Мне кажется, случилось так потому, что я перестал приходить. Порвал с прошлым, начал новую жизнь и так далее, только вот Страна Полусна не давала мне покоя, меня мучили кошмары, которых становилось все больше, сам я чувствовал себя все хуже, у меня складывалось впечатление, что мои наваждения нарастают, я видел все более странные вещи, а Михал начал что-то умничать на тему жизни после смерти. И тут все и случилось. Проболтался. А перед тем абсолютно никому об этом не говорил. И ему тоже. Иы знали друг друга два десятка с лишним лет, и он знал столько же, что и другие. Что когда-то был в моей жизни шизоидальный эпизод, после чего меня вылечили. Что в случае чего, у меня имеются лекарства, и что я нахожусь под наблюдением. Что-то там он слышал про мои странные сны в детстве или же о предчувствиях, а тут вдруг я рассказал ему про мир Между. О демонах, которых там видел. Об умерших. О том, что мог переводить людей на другую сторону и что брал за это оплату.

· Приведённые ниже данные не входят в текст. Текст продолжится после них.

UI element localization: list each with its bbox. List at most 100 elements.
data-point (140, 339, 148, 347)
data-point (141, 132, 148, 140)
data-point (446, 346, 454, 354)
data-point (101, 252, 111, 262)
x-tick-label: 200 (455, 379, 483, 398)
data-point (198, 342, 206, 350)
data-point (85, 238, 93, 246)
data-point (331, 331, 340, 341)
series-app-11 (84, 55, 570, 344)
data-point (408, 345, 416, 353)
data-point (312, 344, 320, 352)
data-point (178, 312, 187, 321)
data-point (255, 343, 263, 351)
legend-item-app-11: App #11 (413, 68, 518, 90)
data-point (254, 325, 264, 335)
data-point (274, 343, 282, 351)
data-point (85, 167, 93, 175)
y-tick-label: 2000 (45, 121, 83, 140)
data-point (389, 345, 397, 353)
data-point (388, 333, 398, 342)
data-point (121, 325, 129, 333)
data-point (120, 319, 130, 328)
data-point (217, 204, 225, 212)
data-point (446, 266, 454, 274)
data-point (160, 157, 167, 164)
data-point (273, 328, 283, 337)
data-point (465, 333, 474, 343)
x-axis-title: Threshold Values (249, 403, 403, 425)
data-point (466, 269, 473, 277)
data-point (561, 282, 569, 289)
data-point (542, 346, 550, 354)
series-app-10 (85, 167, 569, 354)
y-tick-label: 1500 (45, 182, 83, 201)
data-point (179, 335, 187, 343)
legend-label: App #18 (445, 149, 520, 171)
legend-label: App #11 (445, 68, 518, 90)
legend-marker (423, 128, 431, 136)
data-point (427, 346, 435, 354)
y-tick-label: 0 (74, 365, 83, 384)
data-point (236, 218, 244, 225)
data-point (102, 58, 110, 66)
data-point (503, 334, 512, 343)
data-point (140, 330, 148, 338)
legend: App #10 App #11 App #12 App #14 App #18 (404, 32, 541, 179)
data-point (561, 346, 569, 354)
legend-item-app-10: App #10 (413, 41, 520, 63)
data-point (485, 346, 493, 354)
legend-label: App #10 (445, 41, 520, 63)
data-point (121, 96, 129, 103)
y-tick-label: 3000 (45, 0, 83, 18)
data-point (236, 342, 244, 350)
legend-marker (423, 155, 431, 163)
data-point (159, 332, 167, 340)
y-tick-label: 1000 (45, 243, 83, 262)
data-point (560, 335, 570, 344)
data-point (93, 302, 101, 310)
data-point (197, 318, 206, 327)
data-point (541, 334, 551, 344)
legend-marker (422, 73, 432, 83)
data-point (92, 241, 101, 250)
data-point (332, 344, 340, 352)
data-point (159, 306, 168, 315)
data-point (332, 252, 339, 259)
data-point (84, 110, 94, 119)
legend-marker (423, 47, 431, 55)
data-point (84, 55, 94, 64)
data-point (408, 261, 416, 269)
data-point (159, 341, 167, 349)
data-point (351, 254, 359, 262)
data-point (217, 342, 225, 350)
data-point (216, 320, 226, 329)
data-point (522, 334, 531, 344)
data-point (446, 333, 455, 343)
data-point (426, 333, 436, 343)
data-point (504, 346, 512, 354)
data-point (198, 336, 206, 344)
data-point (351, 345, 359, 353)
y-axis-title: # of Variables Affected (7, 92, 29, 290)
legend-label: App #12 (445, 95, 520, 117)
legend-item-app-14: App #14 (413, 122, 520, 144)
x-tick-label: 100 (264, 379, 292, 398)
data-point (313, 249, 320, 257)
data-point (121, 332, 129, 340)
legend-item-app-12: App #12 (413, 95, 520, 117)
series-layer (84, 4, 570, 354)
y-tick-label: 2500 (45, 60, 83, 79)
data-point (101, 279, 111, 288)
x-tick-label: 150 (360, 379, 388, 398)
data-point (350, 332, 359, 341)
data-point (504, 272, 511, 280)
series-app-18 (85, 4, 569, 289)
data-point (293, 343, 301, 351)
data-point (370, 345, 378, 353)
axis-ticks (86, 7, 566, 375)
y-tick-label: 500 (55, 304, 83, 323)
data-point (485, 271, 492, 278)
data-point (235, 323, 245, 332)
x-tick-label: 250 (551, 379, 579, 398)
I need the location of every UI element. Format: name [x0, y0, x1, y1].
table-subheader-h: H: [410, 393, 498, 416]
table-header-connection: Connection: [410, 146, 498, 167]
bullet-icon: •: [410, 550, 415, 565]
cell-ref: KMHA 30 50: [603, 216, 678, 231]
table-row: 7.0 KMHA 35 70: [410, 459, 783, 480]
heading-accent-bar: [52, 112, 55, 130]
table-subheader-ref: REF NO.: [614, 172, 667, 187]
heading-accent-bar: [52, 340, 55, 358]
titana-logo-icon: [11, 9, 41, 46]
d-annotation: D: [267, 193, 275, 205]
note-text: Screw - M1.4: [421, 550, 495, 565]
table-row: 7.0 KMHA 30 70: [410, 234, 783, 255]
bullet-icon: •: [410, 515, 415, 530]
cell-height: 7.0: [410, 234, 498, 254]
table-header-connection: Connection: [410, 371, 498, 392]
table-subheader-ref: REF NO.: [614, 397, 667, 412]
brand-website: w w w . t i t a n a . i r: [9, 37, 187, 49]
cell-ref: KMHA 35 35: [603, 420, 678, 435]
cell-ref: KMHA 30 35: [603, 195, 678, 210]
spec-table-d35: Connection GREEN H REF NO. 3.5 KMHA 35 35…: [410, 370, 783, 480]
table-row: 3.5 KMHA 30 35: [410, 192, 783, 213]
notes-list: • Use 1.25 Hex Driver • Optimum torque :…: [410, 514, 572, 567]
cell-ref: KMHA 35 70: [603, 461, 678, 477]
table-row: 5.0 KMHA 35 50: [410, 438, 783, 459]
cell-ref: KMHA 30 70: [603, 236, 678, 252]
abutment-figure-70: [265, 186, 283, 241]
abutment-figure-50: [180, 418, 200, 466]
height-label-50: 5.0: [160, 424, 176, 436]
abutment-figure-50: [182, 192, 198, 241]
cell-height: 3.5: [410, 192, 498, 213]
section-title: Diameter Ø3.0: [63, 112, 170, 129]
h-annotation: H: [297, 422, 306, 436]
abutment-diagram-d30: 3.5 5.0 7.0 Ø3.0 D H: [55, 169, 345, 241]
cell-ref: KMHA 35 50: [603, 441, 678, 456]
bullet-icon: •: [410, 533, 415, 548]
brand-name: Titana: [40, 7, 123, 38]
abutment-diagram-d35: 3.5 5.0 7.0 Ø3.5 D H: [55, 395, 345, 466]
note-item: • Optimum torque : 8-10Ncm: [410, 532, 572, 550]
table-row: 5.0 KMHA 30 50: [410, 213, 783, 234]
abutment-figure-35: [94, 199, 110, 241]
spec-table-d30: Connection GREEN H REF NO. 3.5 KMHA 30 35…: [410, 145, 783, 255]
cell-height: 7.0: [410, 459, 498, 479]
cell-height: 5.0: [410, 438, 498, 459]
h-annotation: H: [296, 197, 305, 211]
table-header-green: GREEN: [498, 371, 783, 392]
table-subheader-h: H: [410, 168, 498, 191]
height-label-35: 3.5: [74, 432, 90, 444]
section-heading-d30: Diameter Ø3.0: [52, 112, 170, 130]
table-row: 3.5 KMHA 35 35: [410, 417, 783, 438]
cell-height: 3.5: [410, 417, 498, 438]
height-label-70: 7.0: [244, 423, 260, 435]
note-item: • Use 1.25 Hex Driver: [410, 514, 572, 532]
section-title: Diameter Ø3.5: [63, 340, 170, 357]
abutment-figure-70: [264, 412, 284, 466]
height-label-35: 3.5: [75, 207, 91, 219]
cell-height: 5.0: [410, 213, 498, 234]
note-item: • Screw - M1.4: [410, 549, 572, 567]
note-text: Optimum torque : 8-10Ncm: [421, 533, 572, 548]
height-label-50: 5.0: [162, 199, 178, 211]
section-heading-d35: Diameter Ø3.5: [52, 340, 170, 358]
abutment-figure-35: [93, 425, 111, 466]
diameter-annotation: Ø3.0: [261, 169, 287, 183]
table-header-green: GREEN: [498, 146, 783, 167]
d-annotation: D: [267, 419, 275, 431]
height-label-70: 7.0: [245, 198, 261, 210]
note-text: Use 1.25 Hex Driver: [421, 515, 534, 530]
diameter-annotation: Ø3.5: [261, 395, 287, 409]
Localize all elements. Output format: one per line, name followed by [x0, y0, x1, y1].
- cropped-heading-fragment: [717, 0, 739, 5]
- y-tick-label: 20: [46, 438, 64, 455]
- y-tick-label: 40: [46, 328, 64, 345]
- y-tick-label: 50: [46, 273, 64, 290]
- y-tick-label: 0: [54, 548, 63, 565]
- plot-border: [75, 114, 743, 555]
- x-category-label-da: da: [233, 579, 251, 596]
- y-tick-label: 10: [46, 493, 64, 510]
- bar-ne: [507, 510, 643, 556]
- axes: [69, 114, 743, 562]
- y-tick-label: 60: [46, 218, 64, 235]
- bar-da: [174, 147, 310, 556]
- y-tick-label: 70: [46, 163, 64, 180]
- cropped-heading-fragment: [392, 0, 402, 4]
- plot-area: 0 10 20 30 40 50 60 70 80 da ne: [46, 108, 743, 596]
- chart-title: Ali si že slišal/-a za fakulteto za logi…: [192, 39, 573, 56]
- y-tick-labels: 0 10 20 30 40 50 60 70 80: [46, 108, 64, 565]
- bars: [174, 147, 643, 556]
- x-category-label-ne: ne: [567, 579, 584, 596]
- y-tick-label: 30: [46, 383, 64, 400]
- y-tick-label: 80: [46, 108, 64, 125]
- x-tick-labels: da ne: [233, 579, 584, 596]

Сотрудничать он отказался.

На некоторые темы с ним просто невозможно было разговаривать, даже теоретически. У него имелись собственные идеи, собственная вера – и конец. Его Бог был, без малого, математикой. Демоны, ангелы и чудеса – это абстракции, возможно, метафоры. Вещи, которые остаются непознаваемыми и закрытыми перед нами. Духи и призраки – это, по его мнению, было нечто из области психиатрии. В том числе и наваждения. Даже чудеса в издании Михала казались какими-то нудными. По его мнению, они заключались в том, что какой-то грешник обратился в истинную веру или пожертвовал собой, либо же почувствовал призвание. Никакой тебе левитации, излечений, кровавых слез или летающих кинжалов. Материальный и духовный мир существовали раздельно. Разделенные непреодолимой границей. Кто утверждал иначе, страдал от fiksum-dyrdum.

вернуться

6

Псалмы, 31:13,14.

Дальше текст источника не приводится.